Sunday, August 14, 2016

bunsenlabs and the tao of openbox

BunsenLabs Linux ships with a nice Openbox set-up and a great collection of apps and tools (see: "two community projects"). Of course, one of the most fun things about Openbox (and, Linux in general) is personalizing your installation to suit your own tastes.

I did a fresh installation of BunsenLabs "Hydrogen" using an updated (as of July 10 2016) image I found at the BunsenLabs Installation page (see the "Downloads" section). Here's another shot of the default desktop:

I added a few of my favorites, including chromium, spacefm, geeqie, xfce4-terminal, inxi, and the menu package (for the Debian menu). I edited the tint2rc file, putting in a different set of application icons, darkening the panel a bit, and adding the date to the panel's clock area. I increased the number of workspaces from 2 to 3, removed the conky, changed the cursor theme, and added my own set of wallpapers to choose from.

With no apps running, my desktop now looks like this:

The BunsenLabs folks put so much obvious care into their default Openbox menu that users can get along just fine without changing it; but, who can resist starting up the GUI Menu Editor (aka "obmenu") and having some fun with it? To make things a little more convenient for me, I changed a few menu entries and added a few submenus.

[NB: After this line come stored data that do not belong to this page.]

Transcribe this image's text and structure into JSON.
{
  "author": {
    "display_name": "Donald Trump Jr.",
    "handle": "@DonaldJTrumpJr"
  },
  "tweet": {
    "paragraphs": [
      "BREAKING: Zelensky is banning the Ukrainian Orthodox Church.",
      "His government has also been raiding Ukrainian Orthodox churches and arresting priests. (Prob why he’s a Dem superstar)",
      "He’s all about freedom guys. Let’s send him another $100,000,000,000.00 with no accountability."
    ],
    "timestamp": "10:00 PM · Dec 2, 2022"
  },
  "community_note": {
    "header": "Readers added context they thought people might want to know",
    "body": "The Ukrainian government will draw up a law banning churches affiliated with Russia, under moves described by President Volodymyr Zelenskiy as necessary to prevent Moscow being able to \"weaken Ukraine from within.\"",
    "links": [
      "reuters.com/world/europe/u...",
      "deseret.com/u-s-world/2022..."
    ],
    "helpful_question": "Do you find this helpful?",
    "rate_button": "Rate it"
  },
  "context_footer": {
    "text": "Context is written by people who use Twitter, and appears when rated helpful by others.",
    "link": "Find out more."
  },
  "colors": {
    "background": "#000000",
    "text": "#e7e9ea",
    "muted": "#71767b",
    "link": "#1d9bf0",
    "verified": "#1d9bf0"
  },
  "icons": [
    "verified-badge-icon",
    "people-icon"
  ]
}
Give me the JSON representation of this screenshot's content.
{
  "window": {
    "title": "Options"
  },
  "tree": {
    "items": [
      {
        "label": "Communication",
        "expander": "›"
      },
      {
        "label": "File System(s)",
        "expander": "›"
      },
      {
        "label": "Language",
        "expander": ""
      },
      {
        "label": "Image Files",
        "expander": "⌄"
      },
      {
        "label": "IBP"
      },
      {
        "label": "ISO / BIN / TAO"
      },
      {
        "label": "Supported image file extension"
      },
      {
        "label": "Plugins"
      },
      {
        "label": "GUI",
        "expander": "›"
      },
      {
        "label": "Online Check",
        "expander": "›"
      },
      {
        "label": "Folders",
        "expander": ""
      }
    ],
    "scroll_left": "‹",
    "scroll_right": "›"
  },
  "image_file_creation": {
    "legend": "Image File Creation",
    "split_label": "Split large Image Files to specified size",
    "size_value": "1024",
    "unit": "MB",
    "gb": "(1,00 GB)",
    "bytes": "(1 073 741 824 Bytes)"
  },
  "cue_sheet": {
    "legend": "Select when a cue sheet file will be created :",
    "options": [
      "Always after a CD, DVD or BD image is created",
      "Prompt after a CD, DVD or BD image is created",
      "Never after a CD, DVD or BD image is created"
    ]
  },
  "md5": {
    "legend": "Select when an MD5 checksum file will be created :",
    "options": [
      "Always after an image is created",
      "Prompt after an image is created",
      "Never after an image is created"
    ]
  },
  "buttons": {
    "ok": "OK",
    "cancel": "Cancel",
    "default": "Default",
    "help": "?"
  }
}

Some shots of my revised Openbox menu in BunsenLabs "Hydrogen", with three new submenus added:

As a result, some apps have entries in multiple places in the menu; I'm okay with that.

I'm very impressed with this distro. The actual installation time for me, after partitioning the hard drive and before post-installation set-up and tweaking, was only about 15 minutes. A look at three of the default submenus -- the Preferences, System, and Help submenus -- gives an idea of the many tools and links you'll find:

Those Openbox-lovers who like something based on Debian Stable, along the lines of our wonderful (but now defunct) CrunchBang, will want to download the latest image and try the "Hydrogen" release in a live session to get a taste of what BunsenLabs has to offer. Don't be fooled by this (apparently) under-appreciated distro's (current) low "page hit ranking" at DistroWatch; BunsenLabs, overall, looks like one of the finest, most intelligently-designed projects out there right now, and has quickly become one my favorite distros to use.